The reconstructed text will be missing punctuation and most capitalisation.
did | The document id of the document to reconstruct |
length | Number of bytes of text to aim for - note that slightly more may be returned (default: 0 meaning unlimited) |
prefix | Term prefix to reconstruct (default: none) |
start_pos | First position to reconstruct (default: 0) |
end_pos | Last position to reconstruct (default: 0 meaning all) |
bool Xapian::Database::reopen | ( | ) |
Reopen the database at the latest available revision.
Xapian databases (at least with most backends) support versioning such that a Database object uses a snapshot of the database. However, write operations may cause this snapshot to be discarded, which can cause Xapian::DatabaseModifiedError to be thrown. You can recover from this situation by calling reopen() and restarting the search operation.
All shards are updated to the latest available revision. This should be a cheap operation if they're already at the latest revision, so if you're using the same Database object for many searches it's reasonable to call reopen() before each search.
Xapian::DatabaseError | is thrown if close() has been called on any of the shards. |
Xapian::TermIterator Xapian::Database::spellings_begin | ( | ) | const |
An iterator which returns all the spelling correction targets.
This returns all the words which are considered as targets for the spelling correction algorithm.
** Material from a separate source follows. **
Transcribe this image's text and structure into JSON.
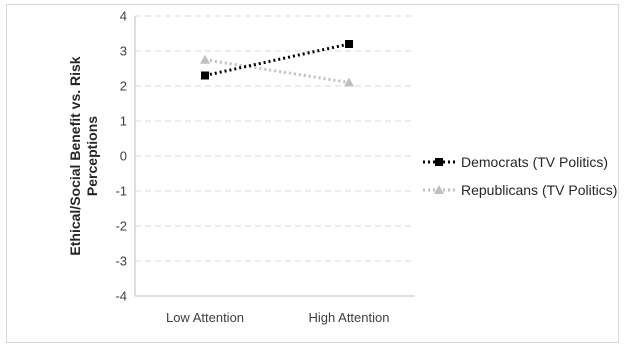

The frequency of each word is available as the term frequency of each entry in the returned iterator.
Xapian::TermIterator Xapian::Database::synonym_keys_begin | ( | const std::string & | prefix = std::string() | ) | const |
An iterator which returns all terms which have synonyms.
prefix | If non-empty, only terms with this prefix are returned. |
Xapian::TermIterator Xapian::Database::synonyms_begin | ( | const std::string & | term | ) | const |
An iterator which returns all the synonyms for a given term.
term | The term to return synonyms for. |
bool Xapian::Database::term_exists | ( | const std::string & | term | ) | const |
Test is a particular term is present in any document.
term | The term to test for. An empty string acts as a special pseudo-term which indexes all the documents in the database, so returns true if the database contains any documents. |
db.term_exists(t) gives the same answer as db.get_termfreq(t) != 0, but is typically more efficient.
TermIterator Xapian::Database::termlist_begin | ( | Xapian::docid | did | ) | const |
Start iterating the terms in a document.
did | The document id to iterate terms from |
The terms are returned ascending string order (by byte value).
Xapian::Database Xapian::Database::unlock | ( | ) |
Release a database write lock.
If called on a read-only database then the same database is returned.
If called on a writable database, the object this method was called on is closed.